Other Parts Discussed in Thread: OPA1688, OPA1656, INA849, JFE150
Tool/software:
I'm designing the input stage for a guitar input and have identified the OPA1652 as a good candidate, but I have a question.
The Vcm in the datasheet is (V–) + 0.5 (V+) – 2. I will likely power this from a 9V supply split to ±4.5V, Sure, a typical guitar output should not go near the rails, however a humbucker pickup with heavy gauge strings might, or powered by a 9V battery that is 30% depleted you might get near, and its always good to have some leeway.
So my question is, if the input does run into the top 2V, will this clip harshly, or will it simply impede the datasheet quoted performance?
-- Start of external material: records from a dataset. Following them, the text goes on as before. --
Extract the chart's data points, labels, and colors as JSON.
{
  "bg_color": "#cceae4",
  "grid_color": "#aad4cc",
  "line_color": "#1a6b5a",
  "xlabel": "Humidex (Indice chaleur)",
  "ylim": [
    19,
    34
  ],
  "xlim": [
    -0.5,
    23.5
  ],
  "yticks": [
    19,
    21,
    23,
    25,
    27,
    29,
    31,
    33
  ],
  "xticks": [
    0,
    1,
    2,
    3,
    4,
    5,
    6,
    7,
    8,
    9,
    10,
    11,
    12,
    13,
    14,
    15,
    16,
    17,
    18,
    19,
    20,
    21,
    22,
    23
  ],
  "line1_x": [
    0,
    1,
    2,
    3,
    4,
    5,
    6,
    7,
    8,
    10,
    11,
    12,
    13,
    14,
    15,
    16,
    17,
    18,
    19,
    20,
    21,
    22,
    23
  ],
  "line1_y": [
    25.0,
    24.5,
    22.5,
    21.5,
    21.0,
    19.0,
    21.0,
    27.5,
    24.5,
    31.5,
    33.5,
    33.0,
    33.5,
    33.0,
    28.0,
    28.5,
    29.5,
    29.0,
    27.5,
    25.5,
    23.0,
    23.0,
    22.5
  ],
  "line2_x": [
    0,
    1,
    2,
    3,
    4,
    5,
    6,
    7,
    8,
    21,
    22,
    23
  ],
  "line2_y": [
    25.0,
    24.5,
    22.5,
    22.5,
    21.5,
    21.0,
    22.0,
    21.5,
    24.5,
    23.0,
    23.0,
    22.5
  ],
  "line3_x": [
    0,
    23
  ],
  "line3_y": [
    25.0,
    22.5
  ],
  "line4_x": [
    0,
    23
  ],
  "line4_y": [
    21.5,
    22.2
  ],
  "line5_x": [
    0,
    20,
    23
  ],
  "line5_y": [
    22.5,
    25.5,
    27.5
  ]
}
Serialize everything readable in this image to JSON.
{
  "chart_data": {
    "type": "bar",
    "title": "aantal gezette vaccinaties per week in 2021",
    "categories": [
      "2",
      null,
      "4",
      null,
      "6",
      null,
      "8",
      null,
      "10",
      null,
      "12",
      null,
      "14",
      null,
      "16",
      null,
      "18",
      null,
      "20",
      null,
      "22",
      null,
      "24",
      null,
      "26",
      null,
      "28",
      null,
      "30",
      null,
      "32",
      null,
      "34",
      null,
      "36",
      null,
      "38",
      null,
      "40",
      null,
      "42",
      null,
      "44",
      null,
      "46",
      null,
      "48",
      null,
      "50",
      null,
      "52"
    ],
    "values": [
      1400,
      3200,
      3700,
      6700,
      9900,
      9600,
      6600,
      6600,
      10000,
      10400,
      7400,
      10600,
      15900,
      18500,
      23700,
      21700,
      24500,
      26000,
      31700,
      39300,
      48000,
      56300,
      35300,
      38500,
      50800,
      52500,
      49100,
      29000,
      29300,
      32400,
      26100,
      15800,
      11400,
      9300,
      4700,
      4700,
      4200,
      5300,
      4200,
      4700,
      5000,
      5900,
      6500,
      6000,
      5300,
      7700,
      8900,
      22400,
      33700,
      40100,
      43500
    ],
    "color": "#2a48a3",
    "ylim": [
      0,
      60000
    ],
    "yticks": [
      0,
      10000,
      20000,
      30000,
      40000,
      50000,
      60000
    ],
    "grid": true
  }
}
Might seem like a silly question, but the OPA1688 datasheet has the sentence, "Note that this device can operate with full rail-to-rail input 100 mV beyond the top rail, but with reduced performance within 2 V of the top rail."
That info is very useful information for a designer, and maybe I'll select the OPA1688 for this application: I could design for 95% of the guitars in the world, knowing that if I get a really hot signal, my device will still work as planned (and if the signal is that hot, I doubt many people will notice the slight drop in THD). Initially, I favoured a FET-input op-amp for this application, but I note that the OPA1688 has a very high input impedance; since it's CMOS architecture I guess it's MOSFET rather than FET or JFET input; so it could work really well. It seems like an underrated device!
I'm aware that I could add a discrete FET source follower stage and then use a more general rail-to-rail op-amp after that, and I may end up doing that, but since I need an op-amp stage in this circuit anyway I might as well explore the possibility of using that for input.
Cheers.